Dalam kesempatan itu, BRIN akan memamerkan 150 hingga 200 produk inovasi yang telah dikurasi dan dikelompokkan ke dalam 12 klaster riset.
Produk-produk tersebut mencakup bidang pangan, energi, kesehatan, transportasi, perumahan, antariksa, penerbangan, nuklir, logam tanah jarang, hingga teknologi pendukung kampung nelayan dan Program Makan Bergizi Gratis (MBG).
Presiden juga dijadwalkan berkeliling melihat langsung pameran inovasi dan berdialog dengan para peneliti di setiap klaster.

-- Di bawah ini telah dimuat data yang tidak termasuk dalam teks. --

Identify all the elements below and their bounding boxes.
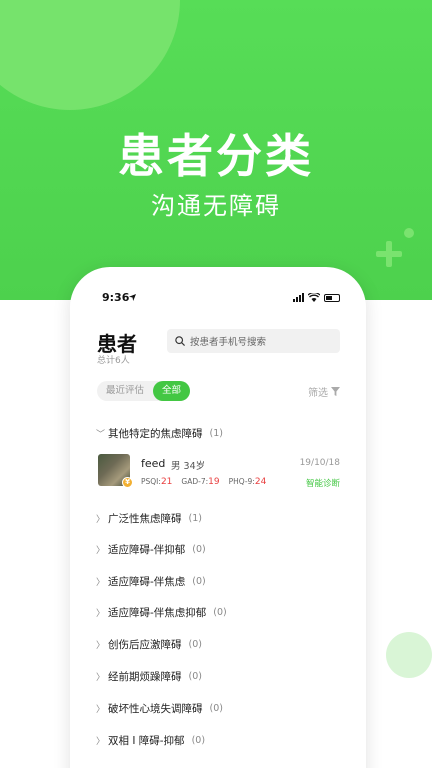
gad-score: GAD-7:19	[181, 477, 220, 487]
chevron-right-icon: 〉	[96, 577, 106, 588]
decor-bubble	[386, 632, 432, 678]
category-row-4[interactable]: 〉 适应障碍-伴焦虑抑郁 (0)	[96, 602, 227, 622]
category-name: 适应障碍-伴焦虑抑郁	[108, 606, 207, 619]
category-name: 双相 I 障碍-抑郁	[108, 734, 185, 747]
category-name: 适应障碍-伴焦虑	[108, 575, 186, 588]
chevron-right-icon: 〉	[96, 704, 106, 715]
category-row-8[interactable]: 〉 双相 I 障碍-抑郁 (0)	[96, 730, 205, 750]
filter-label: 筛选	[308, 388, 328, 399]
view-segment: 最近评估 全部	[97, 381, 191, 401]
category-name: 广泛性焦虑障碍	[108, 512, 182, 525]
patient-name: feed	[141, 457, 166, 470]
promo-title: 患者分类	[118, 129, 314, 183]
location-arrow-icon	[129, 294, 136, 301]
patient-total: 总计6人	[97, 356, 130, 366]
cellular-signal-icon	[293, 293, 304, 302]
category-count: (0)	[213, 606, 227, 618]
battery-icon	[324, 294, 340, 302]
psqi-score: PSQI:21	[141, 477, 173, 487]
category-count: (0)	[192, 543, 206, 555]
filter-icon	[331, 387, 340, 396]
patient-date: 19/10/18	[299, 458, 340, 468]
status-time: 9:36	[102, 291, 130, 304]
search-icon	[175, 336, 185, 346]
category-count: (0)	[209, 702, 223, 714]
category-name: 创伤后应激障碍	[108, 638, 182, 651]
phq-score: PHQ-9:24	[228, 477, 267, 487]
category-name: 破坏性心境失调障碍	[108, 702, 203, 715]
wifi-icon	[308, 293, 320, 302]
chevron-right-icon: 〉	[96, 736, 106, 747]
filter-button[interactable]: 筛选	[308, 384, 340, 399]
category-count: (0)	[191, 734, 206, 746]
score-list: PSQI:21 GAD-7:19 PHQ-9:24	[141, 477, 266, 487]
phone-screen: 9:36 患者 总计6人 按患者手机号搜索 最近评估 全部 筛选 ﹀ 其他特定的…	[70, 267, 366, 768]
category-count: (0)	[188, 670, 202, 682]
patient-card[interactable]: ¥ feed 男 34岁 19/10/18 PSQI:21 GAD-7:19 P…	[98, 454, 340, 490]
category-row-1[interactable]: 〉 广泛性焦虑障碍 (1)	[96, 508, 202, 528]
status-bar: 9:36	[70, 291, 366, 307]
payment-badge-icon: ¥	[122, 477, 133, 488]
category-name: 适应障碍-伴抑郁	[108, 543, 186, 556]
decor-plus-icon	[376, 241, 402, 267]
category-row-2[interactable]: 〉 适应障碍-伴抑郁 (0)	[96, 539, 206, 559]
promo-subtitle: 沟通无障碍	[151, 192, 281, 220]
category-count: (1)	[209, 427, 223, 439]
chevron-right-icon: 〉	[96, 640, 106, 651]
category-count: (1)	[188, 512, 202, 524]
decor-dot	[404, 228, 414, 238]
segment-recent[interactable]: 最近评估	[97, 381, 153, 401]
category-row-6[interactable]: 〉 经前期烦躁障碍 (0)	[96, 666, 202, 686]
chevron-right-icon: 〉	[96, 608, 106, 619]
category-row-3[interactable]: 〉 适应障碍-伴焦虑 (0)	[96, 571, 206, 591]
search-input[interactable]: 按患者手机号搜索	[167, 329, 340, 353]
category-row-5[interactable]: 〉 创伤后应激障碍 (0)	[96, 634, 202, 654]
chevron-right-icon: 〉	[96, 672, 106, 683]
category-row-7[interactable]: 〉 破坏性心境失调障碍 (0)	[96, 698, 223, 718]
category-count: (0)	[188, 638, 202, 650]
chevron-right-icon: 〉	[96, 545, 106, 556]
chevron-right-icon: 〉	[96, 514, 106, 525]
category-name: 其他特定的焦虑障碍	[108, 427, 203, 440]
smart-diagnosis-link[interactable]: 智能诊断	[306, 477, 340, 489]
segment-all[interactable]: 全部	[153, 381, 191, 401]
category-count: (0)	[192, 575, 206, 587]
search-placeholder: 按患者手机号搜索	[190, 337, 267, 348]
chevron-down-icon: ﹀	[96, 429, 106, 440]
category-row-0[interactable]: ﹀ 其他特定的焦虑障碍 (1)	[96, 423, 223, 443]
category-name: 经前期烦躁障碍	[108, 670, 182, 683]
patient-gender-age: 男 34岁	[171, 461, 206, 472]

Salah satu inovasi yang menjadi andalan BRIN adalah teknologi Absorbed Natural Gas (ANG) yang dinilai memiliki prospek besar untuk mendukung transisi energi nasional.
"Karena memang ada produk potensial yang memang belum bisa masuk pasar tapi ini punya prospek yang bagus. Seperti produk-produk untuk apa namanya ANG atau Absorbed Natural Gas ya yang itu bisa menjadi salah satu poin untuk revolusi energi di Indonesia," jelas Arif.
Selain sektor energi, BRIN juga akan memperkenalkan inovasi di bidang pangan, termasuk varietas padi biosalin yang mampu tumbuh di lahan berkadar garam tinggi, serta berbagai teknologi pertanian untuk meningkatkan produktivitas nasional.
Menurut Arif, percepatan produksi benih hasil riset BRIN terus dilakukan melalui kolaborasi dengan Kementerian Pertanian agar dapat segera dimanfaatkan secara luas oleh masyarakat.
Arif menegaskan, seluruh peneliti menyambut antusias kesempatan bertemu langsung dengan Presiden.
Dia juga menekankan bahwa komitmen pemerintah terhadap penguatan riset menjadi penyemangat bagi para peneliti untuk terus melahirkan inovasi.
"Yang jelas kami sangat mengingat pesan dari Bapak Presiden bahwa penguasaan teknologi itu adalah martabat bangsa. Ini yang beliau sering kali sampaikan dan itu kami semakin bersemangat untuk bisa melakukan riset, untuk menghasilkan inovasi karena memang Bapak Presiden punya komitmen besar bahwa riset dan inovasi itu akan menjadi fondasi bagi kemajuan ekonomi Indonesia," pungkasnya.